Kemeriahan acara makin syahdu dengan dendan qosidah rebana, oleh ibu ibu majelis taklim masjid nurul hidayah desa Luyo. Pesan dakwah mengalir dalam untaian harmoni pukulan qosidah. Kemudian tampilan nyanyian solo oleh Mitarani, dilanjutkan tarian etnis remaja ta’bassala, keindahan tarian khas mandar pun meliputi suasana malam hening. Ditambah dengan musikalisasi puisi remaja masjid nurul iman ta’bassala dan sholawat adik adik remaja masjid nurul hidayah desa luyo. Semuanya mengumandangkan nilai-nilai moral dan syiar islam dalam kesenian.
Puncak maknawiyat, ketika musikalisasi puisi dan sayang-sayang persembahan Lantera desa sambali-wali tampil, dilantunkan dalam nada syair parrawana towaine (pesan dakwah islam di tanah mandar). Makna dalam lirik sayang-sayang, mengetuk hati seorang hamba. Sehingga tidak jarang kita dapati warga meneteskan air mata mendengarnya. Sepenggal lirik itu adalah “Manu-manu di suruga, saicco talle boi, pole mappittulean to sukkuq sambayanna” Burung dari syurga, sedikit-sedikit menampakkan diri, hadir untuk menanyakan orang yang paripurna dalam sholatnya.

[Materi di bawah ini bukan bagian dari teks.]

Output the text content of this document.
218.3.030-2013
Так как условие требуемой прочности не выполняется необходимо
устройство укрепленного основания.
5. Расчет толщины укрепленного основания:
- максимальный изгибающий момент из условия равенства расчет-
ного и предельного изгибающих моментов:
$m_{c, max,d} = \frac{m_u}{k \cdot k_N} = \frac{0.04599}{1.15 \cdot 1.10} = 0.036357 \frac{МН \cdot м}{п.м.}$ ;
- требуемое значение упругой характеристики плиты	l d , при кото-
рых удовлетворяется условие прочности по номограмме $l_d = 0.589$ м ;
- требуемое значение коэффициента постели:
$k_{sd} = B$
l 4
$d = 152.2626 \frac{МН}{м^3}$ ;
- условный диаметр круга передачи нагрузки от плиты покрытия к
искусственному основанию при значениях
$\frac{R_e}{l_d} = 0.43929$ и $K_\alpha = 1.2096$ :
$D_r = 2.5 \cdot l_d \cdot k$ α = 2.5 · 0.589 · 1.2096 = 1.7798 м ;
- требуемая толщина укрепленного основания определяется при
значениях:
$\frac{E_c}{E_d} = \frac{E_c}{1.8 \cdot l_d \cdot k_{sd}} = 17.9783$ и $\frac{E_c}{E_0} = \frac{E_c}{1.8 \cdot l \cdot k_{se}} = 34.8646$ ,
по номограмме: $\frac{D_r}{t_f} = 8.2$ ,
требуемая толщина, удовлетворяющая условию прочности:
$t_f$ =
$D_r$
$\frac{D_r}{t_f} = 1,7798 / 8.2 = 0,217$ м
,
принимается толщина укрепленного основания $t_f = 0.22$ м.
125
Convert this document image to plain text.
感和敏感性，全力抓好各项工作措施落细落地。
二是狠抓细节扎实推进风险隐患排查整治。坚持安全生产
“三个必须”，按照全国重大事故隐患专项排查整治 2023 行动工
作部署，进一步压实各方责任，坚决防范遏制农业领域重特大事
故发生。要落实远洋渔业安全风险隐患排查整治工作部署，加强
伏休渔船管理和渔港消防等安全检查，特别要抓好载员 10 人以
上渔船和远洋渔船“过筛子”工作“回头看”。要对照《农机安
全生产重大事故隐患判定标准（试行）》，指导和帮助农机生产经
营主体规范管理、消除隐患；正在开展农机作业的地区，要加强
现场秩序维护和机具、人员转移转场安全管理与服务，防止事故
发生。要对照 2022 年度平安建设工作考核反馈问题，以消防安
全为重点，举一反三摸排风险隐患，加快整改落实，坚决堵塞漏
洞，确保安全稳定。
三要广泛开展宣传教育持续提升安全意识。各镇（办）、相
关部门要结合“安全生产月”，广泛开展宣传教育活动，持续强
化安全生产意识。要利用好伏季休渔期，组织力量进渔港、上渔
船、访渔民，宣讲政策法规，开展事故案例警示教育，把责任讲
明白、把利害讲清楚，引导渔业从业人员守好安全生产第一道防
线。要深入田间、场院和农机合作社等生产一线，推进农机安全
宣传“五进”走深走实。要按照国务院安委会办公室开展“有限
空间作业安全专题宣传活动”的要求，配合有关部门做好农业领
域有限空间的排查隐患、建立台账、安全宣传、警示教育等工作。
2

Pesan syair mandar yang bersifat sufistik ini, insya Allah dikupas pada tulisan lain.
Terakhir penutupan dengan senandung gambus oleh sang maestro imam masjid nurul hidayah desa Luyo, dilengkapi dengan pembacaan doa. Rangkaian acara berakhir, sementara beberapa warga masih bertahan pada penghujung acara. Lapangan hijau perlahan menjadi sepi, langit pun ikut mendung, seakan menyertai keberkahan malam halal bi halal desa Luyo.